Greece Secures Bailout Jackpot

Greece will be breathing a little easier on Tuesday morning, after managing to win a second bailout. With European governments wrangling concessions from private investors, they were also able to tap into European Central Bank profits as they looked to shield Europe from a default that would have sent shockwaves around the world. The second bailout is an incredible 130 billion euros (approximately $173 billion). According to Bloomberg, finance ministers also managed to engineer a central-bank profits transfer and woo investors into providing more debt relief. It is hoped that this bailout will see Greece safe past the March bond repayment. However, there are real fears on Wall Street that, in the long-term, the bailout will not fix Greece's problem. Indeed, to many it looks like they are borrowing money to pay off debts they owe. Debt for debt. Elsewhere, there are concerns over how bondholders will respond to the deal, how the Greeks will respond to yet more austerity, and whether the deal will receive all of the necessary approval from each individual European parliament. "The deal is a good result for Greece, the euro zone and for the markets, we hope," Italian Prime Minister Mario Monti told reporters, so it would seem that Italy is on board. “Everybody understood that this was the moment of truth,” Belgian Finance Minister Steven Vanackere told reporters, so that is another one. When the money spent to bailout Greece, Ireland and Portugal is totaled, it comes to approximately 386 billion euros. Very possibly, it is more than that. It is a figure which proves that more needs to be done to ensure that all of the countries within the euro zone are on the same page.
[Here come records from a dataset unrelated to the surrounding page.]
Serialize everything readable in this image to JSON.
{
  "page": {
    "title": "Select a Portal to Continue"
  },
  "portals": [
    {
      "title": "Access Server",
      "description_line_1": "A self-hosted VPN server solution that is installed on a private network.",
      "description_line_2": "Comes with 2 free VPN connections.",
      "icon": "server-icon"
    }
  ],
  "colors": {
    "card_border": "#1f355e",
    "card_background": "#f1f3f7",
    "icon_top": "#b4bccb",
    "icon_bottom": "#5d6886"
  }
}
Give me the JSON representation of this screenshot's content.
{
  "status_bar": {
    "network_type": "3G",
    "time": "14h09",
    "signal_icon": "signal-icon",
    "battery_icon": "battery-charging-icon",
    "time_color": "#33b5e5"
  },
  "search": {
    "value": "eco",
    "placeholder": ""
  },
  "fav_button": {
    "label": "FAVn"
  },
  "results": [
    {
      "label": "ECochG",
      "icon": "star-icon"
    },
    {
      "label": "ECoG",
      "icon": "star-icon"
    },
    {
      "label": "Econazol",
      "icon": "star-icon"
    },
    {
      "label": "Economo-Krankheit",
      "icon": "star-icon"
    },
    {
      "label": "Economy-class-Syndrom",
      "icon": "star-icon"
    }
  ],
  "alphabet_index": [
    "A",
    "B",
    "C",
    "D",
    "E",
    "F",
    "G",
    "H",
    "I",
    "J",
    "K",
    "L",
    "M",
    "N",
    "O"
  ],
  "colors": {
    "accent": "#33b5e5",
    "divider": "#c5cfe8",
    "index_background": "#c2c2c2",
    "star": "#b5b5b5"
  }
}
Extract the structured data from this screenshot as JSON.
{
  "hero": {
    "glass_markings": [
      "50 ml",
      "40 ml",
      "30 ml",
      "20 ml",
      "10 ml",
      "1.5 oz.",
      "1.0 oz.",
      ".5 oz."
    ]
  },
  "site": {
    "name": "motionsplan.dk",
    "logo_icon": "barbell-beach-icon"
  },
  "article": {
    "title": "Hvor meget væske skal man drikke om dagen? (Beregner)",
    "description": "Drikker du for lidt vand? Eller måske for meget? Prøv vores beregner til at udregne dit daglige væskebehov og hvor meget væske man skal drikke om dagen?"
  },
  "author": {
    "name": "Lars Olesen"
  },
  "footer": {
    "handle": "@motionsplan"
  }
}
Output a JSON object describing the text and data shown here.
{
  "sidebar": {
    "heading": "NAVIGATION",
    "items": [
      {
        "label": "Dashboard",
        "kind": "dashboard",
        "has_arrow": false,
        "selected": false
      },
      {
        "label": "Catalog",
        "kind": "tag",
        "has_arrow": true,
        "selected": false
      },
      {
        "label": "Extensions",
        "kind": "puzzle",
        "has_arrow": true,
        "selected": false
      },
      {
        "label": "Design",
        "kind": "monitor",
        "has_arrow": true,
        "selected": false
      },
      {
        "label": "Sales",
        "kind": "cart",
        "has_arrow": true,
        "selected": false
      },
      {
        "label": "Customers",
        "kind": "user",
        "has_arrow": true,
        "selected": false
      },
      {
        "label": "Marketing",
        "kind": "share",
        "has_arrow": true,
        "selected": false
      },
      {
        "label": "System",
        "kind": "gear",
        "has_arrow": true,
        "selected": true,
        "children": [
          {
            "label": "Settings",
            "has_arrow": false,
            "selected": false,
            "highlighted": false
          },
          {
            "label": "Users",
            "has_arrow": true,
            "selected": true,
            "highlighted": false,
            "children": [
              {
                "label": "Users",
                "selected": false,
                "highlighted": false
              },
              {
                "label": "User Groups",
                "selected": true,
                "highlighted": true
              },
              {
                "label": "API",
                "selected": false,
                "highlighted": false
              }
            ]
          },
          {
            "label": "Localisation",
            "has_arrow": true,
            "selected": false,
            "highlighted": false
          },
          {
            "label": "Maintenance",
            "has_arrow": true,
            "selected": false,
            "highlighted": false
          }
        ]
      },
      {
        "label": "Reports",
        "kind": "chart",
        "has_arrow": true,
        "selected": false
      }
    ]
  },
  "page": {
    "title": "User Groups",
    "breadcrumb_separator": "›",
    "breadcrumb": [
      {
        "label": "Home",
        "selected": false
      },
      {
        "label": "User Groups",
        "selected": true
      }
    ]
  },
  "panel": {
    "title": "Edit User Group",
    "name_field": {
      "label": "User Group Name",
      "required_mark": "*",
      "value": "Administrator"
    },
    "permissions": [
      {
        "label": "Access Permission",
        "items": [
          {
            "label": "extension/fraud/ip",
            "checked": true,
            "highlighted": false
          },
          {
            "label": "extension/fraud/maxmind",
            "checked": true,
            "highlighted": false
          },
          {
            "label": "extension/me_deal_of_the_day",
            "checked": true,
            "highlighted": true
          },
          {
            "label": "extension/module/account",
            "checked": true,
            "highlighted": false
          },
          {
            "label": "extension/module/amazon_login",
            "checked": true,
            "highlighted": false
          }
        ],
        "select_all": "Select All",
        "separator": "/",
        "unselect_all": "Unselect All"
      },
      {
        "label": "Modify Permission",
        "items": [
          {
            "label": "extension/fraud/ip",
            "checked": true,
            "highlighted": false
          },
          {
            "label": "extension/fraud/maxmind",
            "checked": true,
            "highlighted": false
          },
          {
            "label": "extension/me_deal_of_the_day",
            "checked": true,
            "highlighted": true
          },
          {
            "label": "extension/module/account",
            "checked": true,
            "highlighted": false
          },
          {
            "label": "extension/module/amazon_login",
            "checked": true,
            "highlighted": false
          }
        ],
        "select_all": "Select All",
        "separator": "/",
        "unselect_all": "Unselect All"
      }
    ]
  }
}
There are many cultural differences between Greece and a country like Germany, and those things have made it difficult for them to work on a par. But it also seems strange that the rest of Europe is left with little choice but to mop of the mess with dollar bills (or euro notes) when a country like Greece takes a nose dive, for fear of that country dragging the entire European Union down with it. "All is still pending what the reaction of the private sector will be”, German Finance Minister Wolfgang Schäuble said. It really seems just a formality to push it through now, and any last minute hitches will surely be temporary.